FoxP3 Antibody - BSA Free

FoxP3 Antibody:
Protocol for Foxp3 staining.

- Cut 5 mm sections in a cryostat and fix them in cold acetone for 10 minutes
- Dry the slides completely at room temperature (30 minutes)
- Permeabilize tissues by immersing them in 0.1% saponin, 3 times (5 minutes each time)
-Block unspecific binding to the slides using 5% normal donkey serum, 5% normal rat serum and Fc block (1:500). Everything has to be dissolved in 0.1% saponin
-Incubate slides in a wet chamber at RT for 30 minutes
-Dip off the blocking solution from slides and add streptavidin (0.1 mg/ml) for 15 minutes at RT
-Wash one time with 0.1% saponin
-Add a similar volume of biotin (0.1 mg/ml) and incubate 15 min at RT
- Wash again with 0.1% saponin
- Add rabbit anti-Foxp3 (1:150) and biotin-rat anti-mouse CD4 (1:100) and incubate ON at RT
- Next day: Wash slides with PBS and add SA-594 or SA-488 (dissolved in PBS) to detect CD4 T cells (Dilution 1:500 from molecular probes). Incubate 1 h at RT
-Wash one time with 0.1% saponin and add biotin-donkey anti rabbit (Fab, Jackson Immunoresearch). Secondary antibody is diluted in PBS 1:500 and incubated by 3 hrs.
- Wash with saponin again and add SA-488 or SA-594 (1:500 in PBS). Incubate 1 h at RT
- Wash with PBS 3 times (10 minutes each wash)
- Mount slides with prolong gold antifade (Molecular probes)

Control: Incubated only with CD4 and no Foxp3
Tissue: thymus from an Influenza-infected mouse or thymus from healthy mice (C57BL/6)
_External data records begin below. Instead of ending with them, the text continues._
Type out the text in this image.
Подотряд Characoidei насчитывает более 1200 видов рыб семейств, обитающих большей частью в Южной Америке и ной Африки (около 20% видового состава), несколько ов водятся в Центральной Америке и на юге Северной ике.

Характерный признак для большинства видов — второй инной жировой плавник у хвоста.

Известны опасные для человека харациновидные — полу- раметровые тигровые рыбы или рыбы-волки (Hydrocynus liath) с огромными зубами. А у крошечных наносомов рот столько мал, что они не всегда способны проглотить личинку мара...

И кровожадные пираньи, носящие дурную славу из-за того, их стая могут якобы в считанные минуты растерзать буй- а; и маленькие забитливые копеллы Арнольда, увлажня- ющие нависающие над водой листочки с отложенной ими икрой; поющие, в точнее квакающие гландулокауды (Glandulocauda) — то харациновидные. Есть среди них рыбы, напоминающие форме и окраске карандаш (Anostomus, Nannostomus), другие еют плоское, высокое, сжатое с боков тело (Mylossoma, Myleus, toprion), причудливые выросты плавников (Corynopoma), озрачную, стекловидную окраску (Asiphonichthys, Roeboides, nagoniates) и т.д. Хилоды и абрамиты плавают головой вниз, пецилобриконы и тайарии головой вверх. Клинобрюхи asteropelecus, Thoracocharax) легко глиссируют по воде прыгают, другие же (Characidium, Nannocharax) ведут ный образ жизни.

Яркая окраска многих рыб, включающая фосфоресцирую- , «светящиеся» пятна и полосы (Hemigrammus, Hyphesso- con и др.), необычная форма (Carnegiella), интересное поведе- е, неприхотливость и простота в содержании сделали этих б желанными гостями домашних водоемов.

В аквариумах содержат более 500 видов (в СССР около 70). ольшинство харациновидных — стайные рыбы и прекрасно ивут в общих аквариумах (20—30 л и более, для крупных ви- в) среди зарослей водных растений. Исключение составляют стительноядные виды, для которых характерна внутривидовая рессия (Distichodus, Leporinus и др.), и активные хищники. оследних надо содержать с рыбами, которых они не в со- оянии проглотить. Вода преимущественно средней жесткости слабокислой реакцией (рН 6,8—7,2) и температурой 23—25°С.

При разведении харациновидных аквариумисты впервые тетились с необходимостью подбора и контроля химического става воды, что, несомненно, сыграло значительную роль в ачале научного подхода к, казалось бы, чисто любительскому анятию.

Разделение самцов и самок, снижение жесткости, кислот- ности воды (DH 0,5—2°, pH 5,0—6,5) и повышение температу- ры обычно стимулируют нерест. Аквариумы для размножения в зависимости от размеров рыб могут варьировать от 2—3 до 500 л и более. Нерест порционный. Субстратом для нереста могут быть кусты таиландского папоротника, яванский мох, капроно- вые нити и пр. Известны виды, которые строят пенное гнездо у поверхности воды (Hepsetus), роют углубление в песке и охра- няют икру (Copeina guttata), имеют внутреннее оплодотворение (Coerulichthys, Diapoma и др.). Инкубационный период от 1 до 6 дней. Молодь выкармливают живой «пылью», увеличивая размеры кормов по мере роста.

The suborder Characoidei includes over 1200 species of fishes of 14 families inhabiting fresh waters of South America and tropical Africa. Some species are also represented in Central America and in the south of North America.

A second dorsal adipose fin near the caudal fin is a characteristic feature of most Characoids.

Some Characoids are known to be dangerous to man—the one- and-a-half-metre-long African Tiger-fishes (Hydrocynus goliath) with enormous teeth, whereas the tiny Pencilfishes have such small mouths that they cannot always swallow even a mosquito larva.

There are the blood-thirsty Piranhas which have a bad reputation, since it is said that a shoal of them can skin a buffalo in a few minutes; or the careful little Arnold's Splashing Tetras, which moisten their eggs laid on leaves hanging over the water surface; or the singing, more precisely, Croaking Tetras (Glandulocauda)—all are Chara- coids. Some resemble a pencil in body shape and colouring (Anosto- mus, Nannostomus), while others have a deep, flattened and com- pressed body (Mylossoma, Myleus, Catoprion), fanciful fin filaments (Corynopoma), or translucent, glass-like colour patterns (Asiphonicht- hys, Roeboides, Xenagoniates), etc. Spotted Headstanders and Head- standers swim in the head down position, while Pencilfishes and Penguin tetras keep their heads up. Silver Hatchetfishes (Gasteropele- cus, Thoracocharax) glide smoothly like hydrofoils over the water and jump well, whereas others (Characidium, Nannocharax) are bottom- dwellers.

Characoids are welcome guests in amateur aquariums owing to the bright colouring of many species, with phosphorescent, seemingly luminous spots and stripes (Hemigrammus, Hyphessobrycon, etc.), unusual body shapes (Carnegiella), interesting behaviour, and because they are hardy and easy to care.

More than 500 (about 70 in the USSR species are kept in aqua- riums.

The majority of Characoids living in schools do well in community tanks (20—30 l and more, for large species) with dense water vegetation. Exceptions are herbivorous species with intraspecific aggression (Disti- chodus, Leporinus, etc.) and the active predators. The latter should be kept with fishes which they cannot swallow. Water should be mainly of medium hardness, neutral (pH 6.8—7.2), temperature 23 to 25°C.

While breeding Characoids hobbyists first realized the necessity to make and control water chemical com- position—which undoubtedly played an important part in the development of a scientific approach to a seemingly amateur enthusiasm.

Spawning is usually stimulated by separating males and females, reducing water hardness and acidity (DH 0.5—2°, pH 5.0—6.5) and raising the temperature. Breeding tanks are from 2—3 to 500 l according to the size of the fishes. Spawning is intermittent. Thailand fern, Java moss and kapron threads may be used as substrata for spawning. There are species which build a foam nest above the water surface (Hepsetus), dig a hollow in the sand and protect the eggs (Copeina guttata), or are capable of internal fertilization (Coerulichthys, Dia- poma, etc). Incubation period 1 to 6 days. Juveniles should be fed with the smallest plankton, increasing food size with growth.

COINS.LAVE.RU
Immunohistochemistry-Paraffin Embedded Sections

Antigen Unmasking:
Bring slides to a boil in 10 mM sodium citrate buffer (pH 6.0) then maintain at a sub-boiling temperature for 10 minutes. Cool slides on bench-top for 30 minutes (keep slides in the sodium citrate buffer at all times).

Staining:
1. Wash sections in deionized water three times for 5 minutes each.
2. Wash sections in PBS for 5 minutes.
3. Block each section with 100-400 ul blocking solution (1% BSA in PBS) for 1 hour at room temperature.
4. Remove blocking solution and add 100-400 ul diluted primary antibody. Incubate overnight at 4 C.
5. Remove antibody solution and wash sections in wash buffer three times for 5 minutes each.
6. Add 100-400 ul HRP polymer conjugated secondary antibody. Incubate 30 minutes at room temperature.
7. Wash sections three times in wash buffer for 5 minutes each.
8. Add 100-400 ul DAB substrate to each section and monitor staining closely.
9. As soon as the sections develop, immerse slides in deionized water.
10. Counterstain sections in hematoxylin.
11. Wash sections in deionized water two times for 5 minutes each.
12. Dehydrate sections.
13. Mount coverslips.

Western Blot Protocol

1. Perform SDS-PAGE on samples to be analyzed, loading 10-25 ug of total protein per lane.
2. Transfer proteins to PVDF membrane according to the instructions provided by the manufacturer of the membrane and transfer apparatus.
3. Stain the membrane with Ponceau S (or similar product) to assess transfer success, and mark molecular weight standards where appropriate.
4. Rinse the blot TBS -0.05% Tween 20 (TBST).
5. Block the membrane in 5% Non-fat milk in TBST (blocking buffer) for at least 1 hour.
6. Wash the membrane in TBST three times for 10 minutes each.
7. Dilute primary antibody in blocking buffer and incubate overnight at 4C with gentle rocking.
8. Wash the membrane in TBST three times for 10 minutes each.
9. Incubate the membrane in diluted HRP conjugated secondary antibody in blocking buffer (as per manufacturer's instructions) for 1 hour at room temperature.
10. Wash the blot in TBST three times for 10 minutes each (this step can be repeated as required to reduce background).
11. Apply the detection reagent of choice in accordance with the manufacturer's instructions.